• Vol. 05
  • Chapter 08

Just Another Superstition

“She’s stood there for centuries. A trophy of sorts, but to say that to her face would reap great consequences,” the tour guide said with such sincerity that Anna had to stifle a laugh. Some trophy, she thought as she stared at the rusted old statue. The guide continued: “In fact, to even think such thoughts could be disastrous!” Anna chuckled out loud at that, but the tour guide simply gave her a smug smile and continued with his script. Superstitious, this lot, Anna mused. At eighty-one, she didn’t have time for such nonsense.

She tuned the guide out, allowing her gaze to lazily fall on the statue, trying to find interest there. It wasn’t marble. It wasn’t beautiful. It was a kind of rusty gold metal. Terrible choice of material for a statue, Anna thought. Not that she was an expert. But this is a particularly ugly statue, she insisted to herself.

In fact, it had rusted in places and was so weather worn that any features that might’ve made it so spectacular all those years ago had long faded. It almost looked as if it were melting. “She was given to the island...” the tour guide driveled on.

The group moved on, but Anna, sick of the tour guide’s babble, stayed where she was. Her head tilted, her eyes squinted, as she tried to see what was so beautiful about the statue. Her posture? The statue’s chin was to the sky, with only a slight elegant curve to her back. Anna lifted her chin in imitation and tried to stand taller. Is it the outstretched arm?

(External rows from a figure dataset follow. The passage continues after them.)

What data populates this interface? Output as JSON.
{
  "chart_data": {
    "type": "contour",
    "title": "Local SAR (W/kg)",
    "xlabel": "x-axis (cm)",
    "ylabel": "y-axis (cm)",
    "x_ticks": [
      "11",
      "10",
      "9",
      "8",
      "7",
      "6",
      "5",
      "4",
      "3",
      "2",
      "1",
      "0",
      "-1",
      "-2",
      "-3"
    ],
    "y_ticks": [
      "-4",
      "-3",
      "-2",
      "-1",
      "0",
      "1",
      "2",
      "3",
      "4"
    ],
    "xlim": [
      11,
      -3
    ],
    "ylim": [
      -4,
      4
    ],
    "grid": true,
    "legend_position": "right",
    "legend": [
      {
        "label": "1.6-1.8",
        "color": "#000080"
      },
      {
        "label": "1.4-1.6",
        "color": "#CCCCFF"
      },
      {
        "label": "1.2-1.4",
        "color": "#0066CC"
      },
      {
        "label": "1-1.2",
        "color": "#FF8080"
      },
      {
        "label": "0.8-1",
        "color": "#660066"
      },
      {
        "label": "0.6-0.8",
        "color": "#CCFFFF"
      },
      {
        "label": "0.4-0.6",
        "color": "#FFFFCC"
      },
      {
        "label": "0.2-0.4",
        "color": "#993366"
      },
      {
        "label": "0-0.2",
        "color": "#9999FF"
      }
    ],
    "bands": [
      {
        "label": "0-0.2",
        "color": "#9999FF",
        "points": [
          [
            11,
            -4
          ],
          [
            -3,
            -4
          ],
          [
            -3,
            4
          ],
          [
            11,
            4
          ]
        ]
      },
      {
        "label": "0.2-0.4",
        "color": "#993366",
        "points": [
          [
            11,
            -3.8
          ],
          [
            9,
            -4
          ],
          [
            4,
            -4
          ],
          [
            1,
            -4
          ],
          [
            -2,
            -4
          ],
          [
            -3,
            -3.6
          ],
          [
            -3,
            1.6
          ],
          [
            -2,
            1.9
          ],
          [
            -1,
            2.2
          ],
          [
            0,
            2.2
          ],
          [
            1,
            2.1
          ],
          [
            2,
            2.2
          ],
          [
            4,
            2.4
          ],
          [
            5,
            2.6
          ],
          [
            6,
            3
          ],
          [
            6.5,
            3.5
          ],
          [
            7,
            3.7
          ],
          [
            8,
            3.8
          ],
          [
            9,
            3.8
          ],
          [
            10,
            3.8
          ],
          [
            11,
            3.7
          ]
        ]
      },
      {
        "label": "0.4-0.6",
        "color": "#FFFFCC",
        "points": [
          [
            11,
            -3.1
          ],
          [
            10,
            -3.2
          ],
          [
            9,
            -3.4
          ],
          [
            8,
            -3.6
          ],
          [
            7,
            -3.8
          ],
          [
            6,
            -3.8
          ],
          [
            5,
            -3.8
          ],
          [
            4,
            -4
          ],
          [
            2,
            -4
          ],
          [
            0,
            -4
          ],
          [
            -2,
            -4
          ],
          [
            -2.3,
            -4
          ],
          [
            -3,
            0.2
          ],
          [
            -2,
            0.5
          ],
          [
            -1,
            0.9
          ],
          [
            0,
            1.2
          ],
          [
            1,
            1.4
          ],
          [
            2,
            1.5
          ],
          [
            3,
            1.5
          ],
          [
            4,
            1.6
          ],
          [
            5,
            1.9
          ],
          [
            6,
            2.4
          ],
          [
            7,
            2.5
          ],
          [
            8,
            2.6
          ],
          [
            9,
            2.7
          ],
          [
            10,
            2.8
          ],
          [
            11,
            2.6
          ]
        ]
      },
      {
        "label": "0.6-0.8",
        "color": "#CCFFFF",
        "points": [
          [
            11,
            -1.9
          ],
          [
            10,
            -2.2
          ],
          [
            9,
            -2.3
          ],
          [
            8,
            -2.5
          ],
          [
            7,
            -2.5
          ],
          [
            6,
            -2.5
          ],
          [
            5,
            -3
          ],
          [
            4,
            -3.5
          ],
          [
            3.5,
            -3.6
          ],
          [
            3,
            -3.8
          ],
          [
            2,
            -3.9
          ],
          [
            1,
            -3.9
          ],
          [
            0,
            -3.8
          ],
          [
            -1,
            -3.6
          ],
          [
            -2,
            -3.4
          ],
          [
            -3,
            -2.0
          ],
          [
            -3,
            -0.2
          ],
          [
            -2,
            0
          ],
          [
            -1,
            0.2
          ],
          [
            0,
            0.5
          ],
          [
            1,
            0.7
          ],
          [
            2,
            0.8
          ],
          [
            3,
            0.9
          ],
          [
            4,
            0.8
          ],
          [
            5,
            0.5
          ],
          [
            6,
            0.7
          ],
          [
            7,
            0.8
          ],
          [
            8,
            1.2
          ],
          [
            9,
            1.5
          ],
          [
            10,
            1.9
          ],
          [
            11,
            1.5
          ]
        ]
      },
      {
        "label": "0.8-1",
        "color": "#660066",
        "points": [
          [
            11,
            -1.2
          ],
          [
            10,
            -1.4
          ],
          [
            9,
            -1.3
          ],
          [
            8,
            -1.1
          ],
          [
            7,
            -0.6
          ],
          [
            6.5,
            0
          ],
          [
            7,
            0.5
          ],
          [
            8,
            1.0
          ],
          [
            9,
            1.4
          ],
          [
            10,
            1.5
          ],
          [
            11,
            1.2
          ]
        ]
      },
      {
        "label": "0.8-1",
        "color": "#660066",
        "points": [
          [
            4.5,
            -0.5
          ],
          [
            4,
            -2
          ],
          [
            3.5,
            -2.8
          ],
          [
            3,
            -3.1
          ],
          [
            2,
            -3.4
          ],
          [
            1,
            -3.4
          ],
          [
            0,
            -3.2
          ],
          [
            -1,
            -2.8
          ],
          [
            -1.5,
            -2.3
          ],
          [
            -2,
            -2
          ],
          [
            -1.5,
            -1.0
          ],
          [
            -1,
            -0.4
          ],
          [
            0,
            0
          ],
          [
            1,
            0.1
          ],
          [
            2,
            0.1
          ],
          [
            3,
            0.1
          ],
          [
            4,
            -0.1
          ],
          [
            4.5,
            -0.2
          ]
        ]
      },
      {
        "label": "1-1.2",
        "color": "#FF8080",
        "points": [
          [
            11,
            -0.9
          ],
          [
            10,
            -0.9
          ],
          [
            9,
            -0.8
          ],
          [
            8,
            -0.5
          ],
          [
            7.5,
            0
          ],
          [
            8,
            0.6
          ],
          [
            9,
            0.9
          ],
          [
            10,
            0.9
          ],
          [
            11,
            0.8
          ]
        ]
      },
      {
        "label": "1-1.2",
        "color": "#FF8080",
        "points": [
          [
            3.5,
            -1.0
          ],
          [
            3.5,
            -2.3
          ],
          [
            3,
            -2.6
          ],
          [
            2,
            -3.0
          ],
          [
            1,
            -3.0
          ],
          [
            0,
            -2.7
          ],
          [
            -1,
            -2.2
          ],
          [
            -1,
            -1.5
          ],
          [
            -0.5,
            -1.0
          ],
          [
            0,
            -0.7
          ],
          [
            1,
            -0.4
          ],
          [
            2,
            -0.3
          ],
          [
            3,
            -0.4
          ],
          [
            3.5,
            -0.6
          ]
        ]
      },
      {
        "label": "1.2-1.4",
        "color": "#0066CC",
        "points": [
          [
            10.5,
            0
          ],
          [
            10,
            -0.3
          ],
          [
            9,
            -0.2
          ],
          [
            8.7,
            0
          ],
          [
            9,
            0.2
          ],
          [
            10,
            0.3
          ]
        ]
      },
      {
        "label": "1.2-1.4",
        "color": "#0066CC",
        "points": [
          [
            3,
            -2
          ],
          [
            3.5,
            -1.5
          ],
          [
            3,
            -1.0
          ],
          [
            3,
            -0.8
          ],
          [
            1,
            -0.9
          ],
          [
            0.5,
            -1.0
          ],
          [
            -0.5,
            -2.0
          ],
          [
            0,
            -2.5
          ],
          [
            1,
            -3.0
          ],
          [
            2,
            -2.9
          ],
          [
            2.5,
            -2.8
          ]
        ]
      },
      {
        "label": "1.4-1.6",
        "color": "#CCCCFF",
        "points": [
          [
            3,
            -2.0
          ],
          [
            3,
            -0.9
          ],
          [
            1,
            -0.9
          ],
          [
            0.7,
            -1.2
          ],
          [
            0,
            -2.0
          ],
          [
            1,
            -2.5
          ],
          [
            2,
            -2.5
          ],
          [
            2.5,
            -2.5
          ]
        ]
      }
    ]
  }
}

Anna raised her arm, hand palm up towards the woman as if in salutation. Her pointed toe? Anna mimicked the woman precisely, a part of her rather proud of her efforts.


Just Another Superstition

Anna posed like that for a few seconds longer, wondering what it would be like to be a metal statue under the sweltering Greek sun; unable to move; thousands of tourists’ eyes burning into you every day. She thought she could empathize, in a way. That lack of control. That judgement.

After a couple more seconds, Anna could feel the sweat dripping down her face. The Greek midday sun was well on its way. Anna moved to wipe her forehead and felt her shoulder stiffen and hold. Crap. My arthritis! she cursed. She tried to raise the arm higher in a bid to loosen the joint, but it was stuck. She tried to move her other arm, nothing. She tried to move her head. Nothing. She was stuck. Her whole body had seized up. Just then, as she went to call out for help, she spotted a tour group walking towards her. Thank God for that, she laughed to herself. Her earlier tour guide walked up to her, she smiled and felt her cheeks go red in embarrassment.

“She’s stood there for centuries. A trophy of sorts, but…” he repeated the same words from earlier, staring directly into Anna’s eyes.